The Research Problem
Manual research is one of the most time-consuming tasks in any knowledge worker's day. You open a dozen browser tabs, scan articles, cross-reference facts, and try to synthesize everything into a coherent narrative. What should take minutes often stretches into hours. We built the Iris research pipeline to solve exactly this problem, delivering thorough, cited research at a pace that keeps up with how fast you think.
How the Pipeline Works
When you ask Iris to research a topic, it kicks off a multi-stage pipeline that operates largely in parallel. Here is what happens behind the scenes:
- Query Expansion — Iris decomposes your question into multiple targeted search queries designed to maximize coverage across different angles and subtopics
- Parallel Web Search — Using integrated search tools, Iris retrieves results from across the web simultaneously, prioritizing authoritative, recent, and diverse sources
- Browser Automation — For sources that require deeper reading or live behind interactive pages, Iris uses browser automation to navigate sites, extract content, and capture information inaccessible through standard search APIs
- Content Extraction — Raw web content is cleaned, structured, and distilled into the most relevant passages for your query, discarding boilerplate and advertisements
- Synthesis — Finally, the language model synthesizes all extracted information into a coherent, well-organized response with inline citations
Balancing Quality and Speed
One of the hardest engineering challenges was balancing thoroughness with latency. Researching more sources improves quality but increases wait time. We solved this through intelligent source prioritization. Early in the pipeline, Iris evaluates the likely relevance of each source and allocates more processing time to high-value results while quickly discarding low-quality ones. The result is that Iris typically processes 50 or more sources in under 30 seconds, delivering research that would take a human analyst an hour or more to compile manually.

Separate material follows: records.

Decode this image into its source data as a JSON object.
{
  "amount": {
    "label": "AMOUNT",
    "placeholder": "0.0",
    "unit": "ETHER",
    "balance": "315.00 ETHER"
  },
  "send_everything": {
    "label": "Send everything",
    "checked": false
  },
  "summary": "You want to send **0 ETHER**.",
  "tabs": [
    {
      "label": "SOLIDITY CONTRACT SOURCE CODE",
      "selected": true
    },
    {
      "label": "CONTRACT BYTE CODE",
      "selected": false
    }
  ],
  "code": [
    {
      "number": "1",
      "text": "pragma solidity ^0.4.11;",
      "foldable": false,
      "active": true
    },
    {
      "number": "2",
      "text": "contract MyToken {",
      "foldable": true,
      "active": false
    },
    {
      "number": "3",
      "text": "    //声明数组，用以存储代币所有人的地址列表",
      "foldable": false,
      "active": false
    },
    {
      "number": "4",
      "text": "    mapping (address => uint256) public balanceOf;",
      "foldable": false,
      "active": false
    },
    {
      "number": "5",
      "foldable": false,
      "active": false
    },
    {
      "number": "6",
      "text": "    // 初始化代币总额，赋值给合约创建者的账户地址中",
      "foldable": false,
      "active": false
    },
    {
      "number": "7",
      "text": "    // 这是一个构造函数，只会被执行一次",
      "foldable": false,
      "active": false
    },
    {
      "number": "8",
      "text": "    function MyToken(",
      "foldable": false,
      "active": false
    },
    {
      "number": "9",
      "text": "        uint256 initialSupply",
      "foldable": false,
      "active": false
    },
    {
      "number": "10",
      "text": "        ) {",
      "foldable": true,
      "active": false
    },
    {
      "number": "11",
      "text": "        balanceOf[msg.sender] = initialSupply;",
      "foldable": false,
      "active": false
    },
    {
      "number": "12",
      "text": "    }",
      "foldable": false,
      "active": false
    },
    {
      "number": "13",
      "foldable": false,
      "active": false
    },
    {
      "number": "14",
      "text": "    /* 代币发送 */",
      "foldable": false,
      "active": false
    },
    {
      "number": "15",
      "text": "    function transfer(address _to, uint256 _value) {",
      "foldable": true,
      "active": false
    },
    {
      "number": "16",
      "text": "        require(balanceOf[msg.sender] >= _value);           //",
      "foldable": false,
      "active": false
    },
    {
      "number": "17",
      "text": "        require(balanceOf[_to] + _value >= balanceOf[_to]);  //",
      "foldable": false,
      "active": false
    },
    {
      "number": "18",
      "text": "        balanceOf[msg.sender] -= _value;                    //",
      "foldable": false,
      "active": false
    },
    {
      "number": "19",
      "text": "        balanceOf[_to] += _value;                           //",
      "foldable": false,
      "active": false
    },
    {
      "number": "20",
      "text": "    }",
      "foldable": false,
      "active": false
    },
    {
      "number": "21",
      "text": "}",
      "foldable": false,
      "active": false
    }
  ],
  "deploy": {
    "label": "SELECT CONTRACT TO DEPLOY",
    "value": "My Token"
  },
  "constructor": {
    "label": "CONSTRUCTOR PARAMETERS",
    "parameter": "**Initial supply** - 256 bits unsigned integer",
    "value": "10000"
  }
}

Source Transparency and Citations
We believe research is only useful if you can verify it. Every research output from Iris includes source citations so you can trace any claim back to its origin. This transparency is essential for professional use cases where accuracy is non-negotiable, from market analysis and investment due diligence to academic literature reviews and competitive intelligence.
Our research pipeline continues to improve with every iteration. We are actively working on support for specialized databases, academic paper repositories, real-time data feeds, and image-based source retrieval to make Iris the most capable research assistant available anywhere.